Das Heard Museum ist ein Kunstmuseum in Phoenix, Arizona, das sich auf die Kunst und Kultur der indigenen Völker Nordamerikas spezialisiert hat. Das Gebäude umfasst mehrere permanente Ausstellungsräume, Galerien für wechselnde Ausstellungen und einen von Skulpturen gesäumten Innenhof mit einheimischen Pflanzen.
Dwight und Maie Bartlett Heard gründeten das Museum 1929, um ihre private Sammlung archäologischer Funde der Ruine La Ciudad unterzubringen. Die Institution erweiterte ihre Schwerpunkte schrittweise und konzentriert sich heute auf die Präsentation zeitgenössischer indigener Stimmen neben historischen Objekten.
Die Sammlungen zeigen Werke von mehr als 250 Gemeinschaften des nordamerikanischen Kontinents und machen ihre Geschichten durch persönliche Erzählungen zugänglich. Die Galerie für zeitgenössische Kunst wechselt regelmäßig und zeigt lebende Künstler, die traditionelle Techniken mit modernen Themen verbinden.
Die Galerien sind klimatisiert und barrierefrei zugänglich, mit Sitzbänken in allen großen Ausstellungsräumen.
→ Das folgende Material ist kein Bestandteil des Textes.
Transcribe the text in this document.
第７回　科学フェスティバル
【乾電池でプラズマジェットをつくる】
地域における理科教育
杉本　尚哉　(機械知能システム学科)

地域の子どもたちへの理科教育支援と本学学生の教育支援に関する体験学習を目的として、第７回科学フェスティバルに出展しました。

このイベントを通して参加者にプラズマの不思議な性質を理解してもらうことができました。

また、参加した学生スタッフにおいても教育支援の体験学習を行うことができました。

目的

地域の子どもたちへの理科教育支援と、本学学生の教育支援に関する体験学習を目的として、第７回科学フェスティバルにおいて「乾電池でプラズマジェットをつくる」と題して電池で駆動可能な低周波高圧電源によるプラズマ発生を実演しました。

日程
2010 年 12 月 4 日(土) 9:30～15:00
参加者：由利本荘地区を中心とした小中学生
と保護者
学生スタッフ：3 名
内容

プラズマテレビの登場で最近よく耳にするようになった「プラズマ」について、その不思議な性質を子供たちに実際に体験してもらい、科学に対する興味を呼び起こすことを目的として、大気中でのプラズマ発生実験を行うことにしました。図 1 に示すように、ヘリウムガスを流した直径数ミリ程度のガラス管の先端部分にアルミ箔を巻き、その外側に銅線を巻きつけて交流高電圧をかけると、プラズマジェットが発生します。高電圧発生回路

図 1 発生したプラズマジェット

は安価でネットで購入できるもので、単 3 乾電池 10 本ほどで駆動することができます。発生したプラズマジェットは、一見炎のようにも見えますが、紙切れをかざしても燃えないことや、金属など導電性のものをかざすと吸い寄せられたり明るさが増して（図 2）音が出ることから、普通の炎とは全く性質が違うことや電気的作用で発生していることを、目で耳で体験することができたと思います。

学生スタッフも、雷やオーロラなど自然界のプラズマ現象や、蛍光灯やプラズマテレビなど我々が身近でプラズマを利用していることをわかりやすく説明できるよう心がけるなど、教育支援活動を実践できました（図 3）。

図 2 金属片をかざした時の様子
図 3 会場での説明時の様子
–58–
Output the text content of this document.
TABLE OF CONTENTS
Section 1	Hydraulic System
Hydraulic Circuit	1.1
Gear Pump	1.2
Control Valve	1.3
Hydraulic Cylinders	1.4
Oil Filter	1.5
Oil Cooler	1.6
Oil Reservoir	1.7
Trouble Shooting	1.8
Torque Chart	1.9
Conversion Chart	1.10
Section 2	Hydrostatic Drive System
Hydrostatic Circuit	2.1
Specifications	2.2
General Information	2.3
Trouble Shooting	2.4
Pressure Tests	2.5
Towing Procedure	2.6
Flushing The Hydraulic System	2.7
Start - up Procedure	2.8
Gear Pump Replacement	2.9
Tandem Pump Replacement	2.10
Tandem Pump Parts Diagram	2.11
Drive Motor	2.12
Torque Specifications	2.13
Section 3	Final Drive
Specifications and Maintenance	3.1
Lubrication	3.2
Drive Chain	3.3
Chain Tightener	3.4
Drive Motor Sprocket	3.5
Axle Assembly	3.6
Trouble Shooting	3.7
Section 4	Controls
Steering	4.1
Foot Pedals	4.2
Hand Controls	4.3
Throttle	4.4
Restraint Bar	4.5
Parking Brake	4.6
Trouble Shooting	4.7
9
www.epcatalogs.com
Ein Besuch dauert etwa zwei bis drei Stunden, je nachdem, wie viel Zeit man in den wechselnden Galerien verbringt.
Der jährliche Indian Fair and Market bringt über 600 indigene Künstler zusammen und beinhaltet einen jurierten Wettbewerb. Das Museum betreibt außerdem ein eigenes Programm, bei dem Künstler direkt in den Galerien arbeiten und Besucher ihre Techniken beobachten können.